Students' role in case praised
By NICOLE ZIEGLER DIZON
The Associated Press
CHICAGO -- Hundreds of miles from a Mississippi courtroom where a suspect pleaded innocent Friday to the 40-year-old slayings of three civil rights workers, three suburban Chicago high school students were getting accolades for their role in publicizing the case.
Stevenson High School students Sarah Siegel, Allison Nichols and Brittany Saltiel spent more than a year working on a 2004 documentary about the killings. Their project included a rare phone interview with the man arrested Thursday, reputed Ku Klux Klan member Edgar Ray Killen, and helped generate a congressional resolution last June asking federal prosecutors to reopen the case.
"I was really happy for all the families who I knew had been waiting for this for 40 years," 17-year-old Siegel said Friday of Killen's arrest. "It was also a little saddening to know that it took 40 years for justice to start working."
The girls and their teacher, Barry Bradford, are humble about their part in renewing interest in the case, which was the subject of the 1988 movie "Mississippi Burning."
But congressmen including Rep.
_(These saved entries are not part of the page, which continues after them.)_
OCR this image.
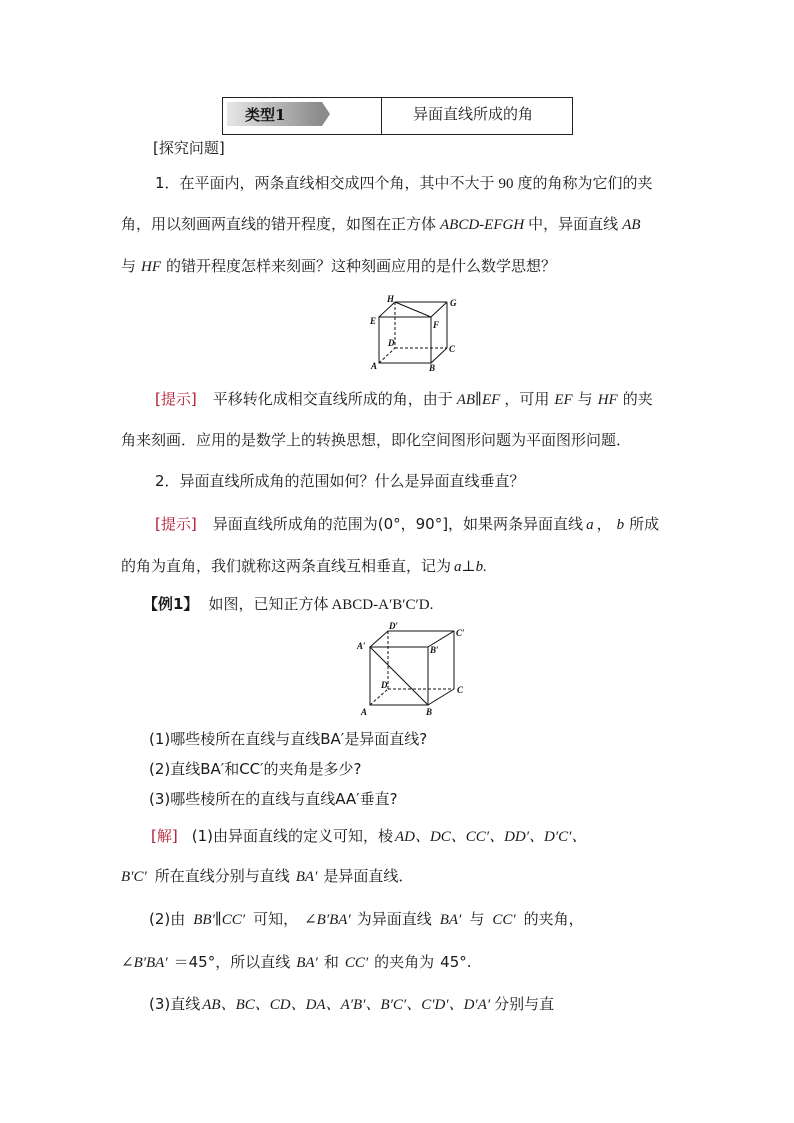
类型1	异面直线所成的角
[探究问题]
1．在平面内，两条直线相交成四个角，其中不大于 90 度的角称为它们的夹
角，用以刻画两直线的错开程度，如图在正方体 ABCD-EFGH 中，异面直线 AB
与 HF 的错开程度怎样来刻画？这种刻画应用的是什么数学思想？
H	G
E	F
D
C
A	B
[提示] 平移转化成相交直线所成的角，由于 AB∥EF ，可用 EF 与 HF 的夹
角来刻画．应用的是数学上的转换思想，即化空间图形问题为平面图形问题．
2．异面直线所成角的范围如何？什么是异面直线垂直？
[提示] 异面直线所成角的范围为(0°，90°]，如果两条异面直线 a ， b 所成
的角为直角，我们就称这两条直线互相垂直，记为 a⊥b.
【例1】 如图，已知正方体 ABCD-A′B′C′D.
D′
C′
A′	B′
D	C
A	B
(1)哪些棱所在直线与直线BA′是异面直线?
(2)直线BA′和CC′的夹角是多少?
(3)哪些棱所在的直线与直线AA′垂直?
[解] (1)由异面直线的定义可知，棱 AD、DC、CC′、DD′、D′C′、
B′C′ 所在直线分别与直线 BA′ 是异面直线．
(2)由 BB′∥CC′ 可知， ∠B′BA′ 为异面直线 BA′ 与 CC′ 的夹角，
∠B′BA′ ＝45°，所以直线 BA′ 和 CC′ 的夹角为 45°.
(3)直线 AB、BC、CD、DA、A′B′、B′C′、C′D′、D′A′ 分别与直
John Lewis, a Georgia Democrat and civil rights activist who knew the slain workers, credit the students for working to keep the case in the spotlight and unearthing new details.
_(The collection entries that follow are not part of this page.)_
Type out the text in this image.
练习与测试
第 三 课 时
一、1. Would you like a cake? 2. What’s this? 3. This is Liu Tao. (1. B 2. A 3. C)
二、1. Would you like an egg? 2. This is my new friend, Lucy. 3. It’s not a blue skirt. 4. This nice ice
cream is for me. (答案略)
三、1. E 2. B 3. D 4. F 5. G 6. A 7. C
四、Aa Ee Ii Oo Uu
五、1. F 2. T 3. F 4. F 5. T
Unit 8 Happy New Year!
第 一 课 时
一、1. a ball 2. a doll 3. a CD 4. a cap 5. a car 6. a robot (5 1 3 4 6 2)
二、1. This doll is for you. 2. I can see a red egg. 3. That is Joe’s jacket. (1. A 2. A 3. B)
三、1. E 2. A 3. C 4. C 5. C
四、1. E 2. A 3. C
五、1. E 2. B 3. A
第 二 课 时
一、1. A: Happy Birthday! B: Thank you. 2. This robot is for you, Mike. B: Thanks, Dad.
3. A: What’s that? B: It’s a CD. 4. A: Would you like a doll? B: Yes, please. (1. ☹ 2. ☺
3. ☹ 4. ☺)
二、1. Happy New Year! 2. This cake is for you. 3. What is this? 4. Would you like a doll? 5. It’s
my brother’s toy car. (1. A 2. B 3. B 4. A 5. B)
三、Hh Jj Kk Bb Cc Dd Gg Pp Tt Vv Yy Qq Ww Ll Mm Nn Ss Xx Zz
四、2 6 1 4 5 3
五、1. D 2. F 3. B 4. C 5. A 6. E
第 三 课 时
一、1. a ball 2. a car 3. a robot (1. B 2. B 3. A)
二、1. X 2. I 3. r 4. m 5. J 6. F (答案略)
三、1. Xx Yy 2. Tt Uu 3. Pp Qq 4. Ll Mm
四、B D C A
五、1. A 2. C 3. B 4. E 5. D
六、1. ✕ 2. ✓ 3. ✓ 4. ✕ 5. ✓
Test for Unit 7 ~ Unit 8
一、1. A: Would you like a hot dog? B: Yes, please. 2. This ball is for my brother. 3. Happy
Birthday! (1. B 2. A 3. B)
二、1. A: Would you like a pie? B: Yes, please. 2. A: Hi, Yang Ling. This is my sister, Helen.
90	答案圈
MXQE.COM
"I was very inspired and very moved by the work that these three students brought before us," Lewis said Friday. "I think they were crucial in bringing us to this point."
The girls' odyssey began in the summer of 2003, when they met with Bradford to discuss possible projects for the annual National History Day competition. They stopped him after his first idea: telling the story of 21-year-old James Chaney, 20-year-old Andrew Goodman and 24-year-old Michael Schwerner.
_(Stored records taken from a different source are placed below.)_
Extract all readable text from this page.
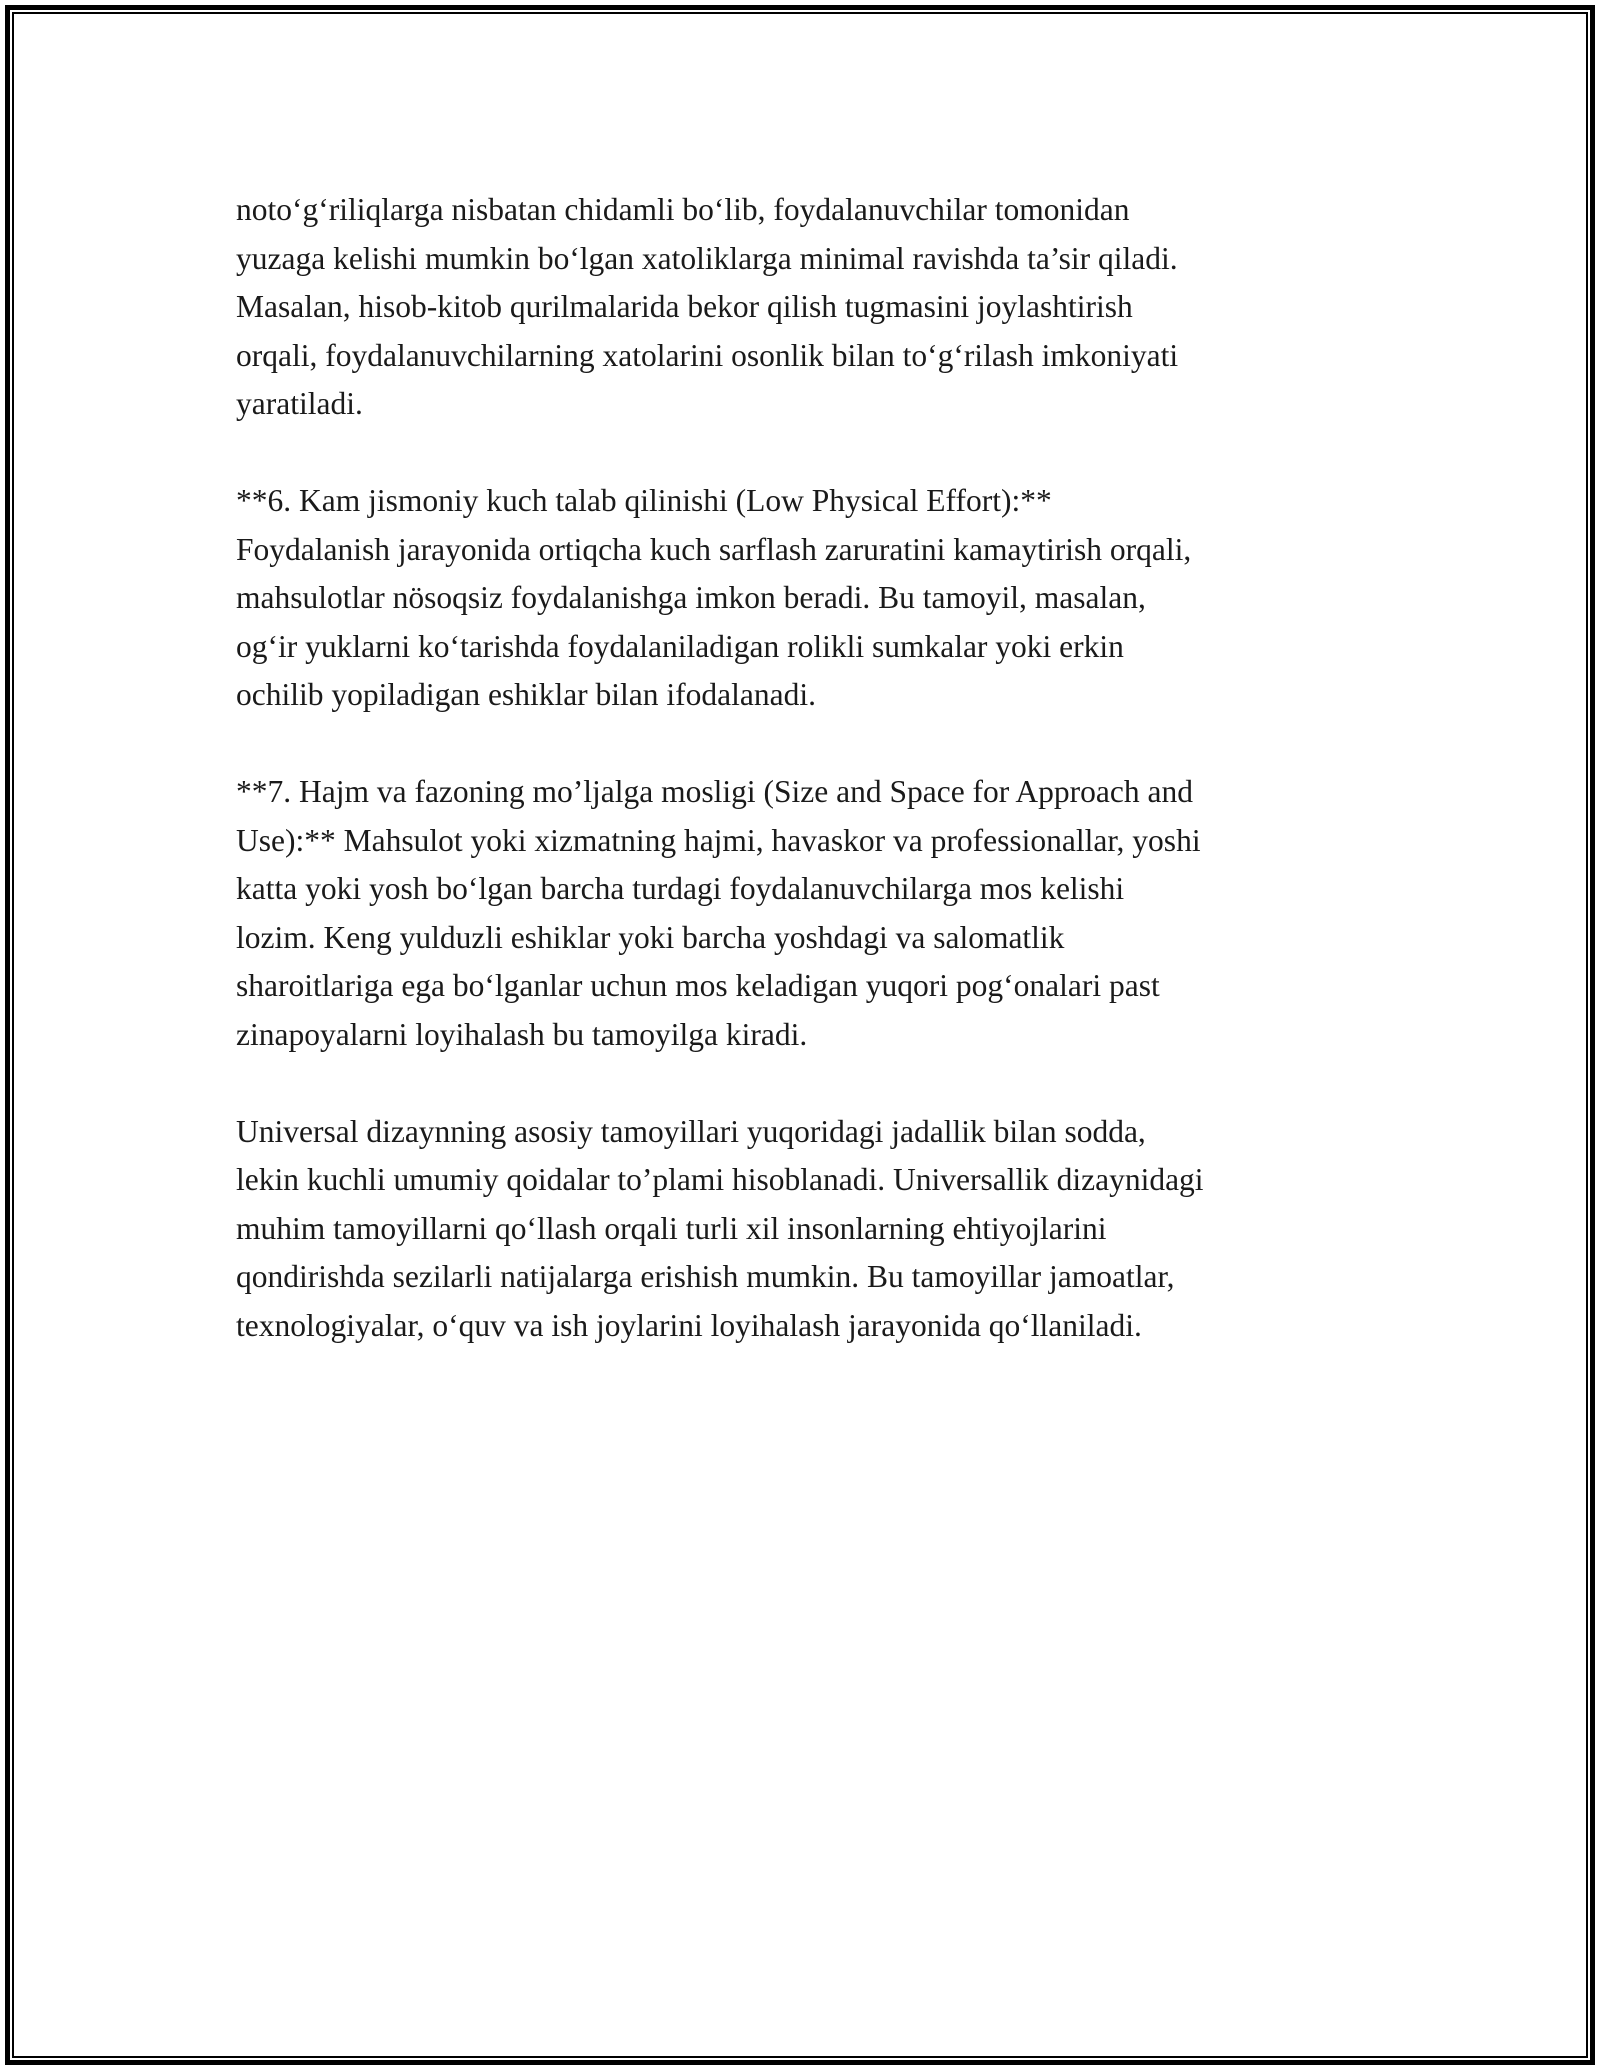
noto‘g‘riliqlarga nisbatan chidamli bo‘lib, foydalanuvchilar tomonidan
yuzaga kelishi mumkin bo‘lgan xatoliklarga minimal ravishda ta’sir qiladi.
Masalan, hisob-kitob qurilmalarida bekor qilish tugmasini joylashtirish
orqali, foydalanuvchilarning xatolarini osonlik bilan to‘g‘rilash imkoniyati
yaratiladi.
**6. Kam jismoniy kuch talab qilinishi (Low Physical Effort):**
Foydalanish jarayonida ortiqcha kuch sarflash zaruratini kamaytirish orqali,
mahsulotlar nösoqsiz foydalanishga imkon beradi. Bu tamoyil, masalan,
og‘ir yuklarni ko‘tarishda foydalaniladigan rolikli sumkalar yoki erkin
ochilib yopiladigan eshiklar bilan ifodalanadi.
**7. Hajm va fazoning mo’ljalga mosligi (Size and Space for Approach and
Use):** Mahsulot yoki xizmatning hajmi, havaskor va professionallar, yoshi
katta yoki yosh bo‘lgan barcha turdagi foydalanuvchilarga mos kelishi
lozim. Keng yulduzli eshiklar yoki barcha yoshdagi va salomatlik
sharoitlariga ega bo‘lganlar uchun mos keladigan yuqori pog‘onalari past
zinapoyalarni loyihalash bu tamoyilga kiradi.
Universal dizaynning asosiy tamoyillari yuqoridagi jadallik bilan sodda,
lekin kuchli umumiy qoidalar to’plami hisoblanadi. Universallik dizaynidagi
muhim tamoyillarni qo‘llash orqali turli xil insonlarning ehtiyojlarini
qondirishda sezilarli natijalarga erishish mumkin. Bu tamoyillar jamoatlar,
texnologiyalar, o‘quv va ish joylarini loyihalash jarayonida qo‘llaniladi.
The three young men were participating in Freedom Summer 1964, an effort to register blacks in the South to vote and start educational programs, when they were beaten and shot to death, allegedly by Klansmen. Their ages, not much older than the girls, struck a chord.
"We just thought something about those three men and their dedication to the movement really stood out," 16-year-old Saltiel said.
Although 19 men eventually were charged with federal civil rights violations in the case, Killen's arrest marks the first time Mississippi has sought murder charges.
The Lincolnshire students pored over thousands of pages of court transcripts and interviewed former prosecutors and investigators, witnesses, family members of the victims and government officials for their 10-minute documentary. They also sought out Killen, now 79, for a phone interview.